Presunção de reversibilidade automática: medidas de apreensão/perdimento devem conter mecanismo de devolução imediata caso a investigação não encontre lastro probatório em prazo determinado.
Critérios objetivos para vinculação patrimonial de terceiros (elementos de prova exigidos, laços econômicos efetivos, enriquecimento ilícito) e vedação expressa de aplicação a pequenos empreendedores sem participação comprovada.
Fixação de limites e auditoria para uso de dados massivos (geolocalização, metadados): autorização judicial específica, registro público das decisões e controle técnico por instância independente.
Cláusula de proporcionalidade e revisão periódica das penas e medidas, com relatórios públicos (6/12 meses) avaliando impacto sobre criminalidade violenta e riscos institucionais.
Plano integrado de prevenção atrelado ao PL: emendas que vinculam recursos para políticas socioeducativas, emprego e reinserção, prevenção ao recrutamento (programas direcionados às áreas de influência das facções).
Essas medidas não são meras formalidades: são condições para que instrumentos poderosos não se convertam em ferramentas de arbitrariedade.

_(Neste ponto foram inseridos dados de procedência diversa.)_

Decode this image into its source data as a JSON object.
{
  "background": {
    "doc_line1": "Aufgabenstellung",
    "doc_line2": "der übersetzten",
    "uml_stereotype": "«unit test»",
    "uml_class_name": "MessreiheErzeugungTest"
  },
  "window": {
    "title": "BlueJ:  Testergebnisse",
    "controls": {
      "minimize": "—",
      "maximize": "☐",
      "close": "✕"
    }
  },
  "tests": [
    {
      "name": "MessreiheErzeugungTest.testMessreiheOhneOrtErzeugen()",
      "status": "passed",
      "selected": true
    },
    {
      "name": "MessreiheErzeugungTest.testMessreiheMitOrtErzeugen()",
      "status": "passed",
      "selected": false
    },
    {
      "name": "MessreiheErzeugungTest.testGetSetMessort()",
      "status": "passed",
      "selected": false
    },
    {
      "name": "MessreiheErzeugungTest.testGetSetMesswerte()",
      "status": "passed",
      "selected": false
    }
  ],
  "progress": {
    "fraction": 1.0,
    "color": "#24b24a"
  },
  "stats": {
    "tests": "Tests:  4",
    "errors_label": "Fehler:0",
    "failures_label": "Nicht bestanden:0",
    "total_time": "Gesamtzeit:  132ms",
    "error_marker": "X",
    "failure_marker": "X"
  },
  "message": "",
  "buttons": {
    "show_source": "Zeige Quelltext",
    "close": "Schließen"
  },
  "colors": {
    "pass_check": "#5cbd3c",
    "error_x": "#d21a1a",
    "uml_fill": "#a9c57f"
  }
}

O governo alega que o PL é essencial para equipar o Estado diante de facções que operam de modo empresarial e transnacional; destaca a necessidade de coordenação federativa (PEC do SUSP) e a combinação de meios judiciais e administrativos para “desmontar” estruturas financeiras. Já a oposição sustenta que o projeto é excessivamente punitivo, pressuroso e pode ser usado politicamente, pedindo debates mais amplos, avaliação de impacto e salvaguardas. O diálogo parlamentar deve se concentrar em emendas que impeçam usos indevidos sem anular a eficácia.
O PL Antifacção é um projeto necessário no diagnóstico — facções hoje são fenômenos híbridos, com ramificações econômicas que pedem resposta legal moderna. Seus pontos fortes (cerco econômico, qualificação do tipo, ferramentas investigativas) são adequados à natureza transformada do crime organizado. Contudo, a linha que separa eficácia de ilegalidade é fina: sem salvaguardas constitucionais, transparência e mecanismos de controle, o projeto corre sério risco de produzir abuso de poder, violar garantias fundamentais e até provocar efeitos adversos (aumento de violência, perseguição a terceiros, responsabilização indevida).
Em suma: bom projeto — se emendado; perigoso — se aprovado em bloco sem freios legais. O desafio do Congresso é transformar uma resposta legítima ao crime organizado em uma lei que respeite a Constituição, proteja alvos legítimos e preserve os direitos de cidadãos alheios à criminalidade. O êxito dependerá menos do texto punitivo e mais da qualidade das garantias processuais, da coordenação federativa e do investimento paralelo em prevenção social.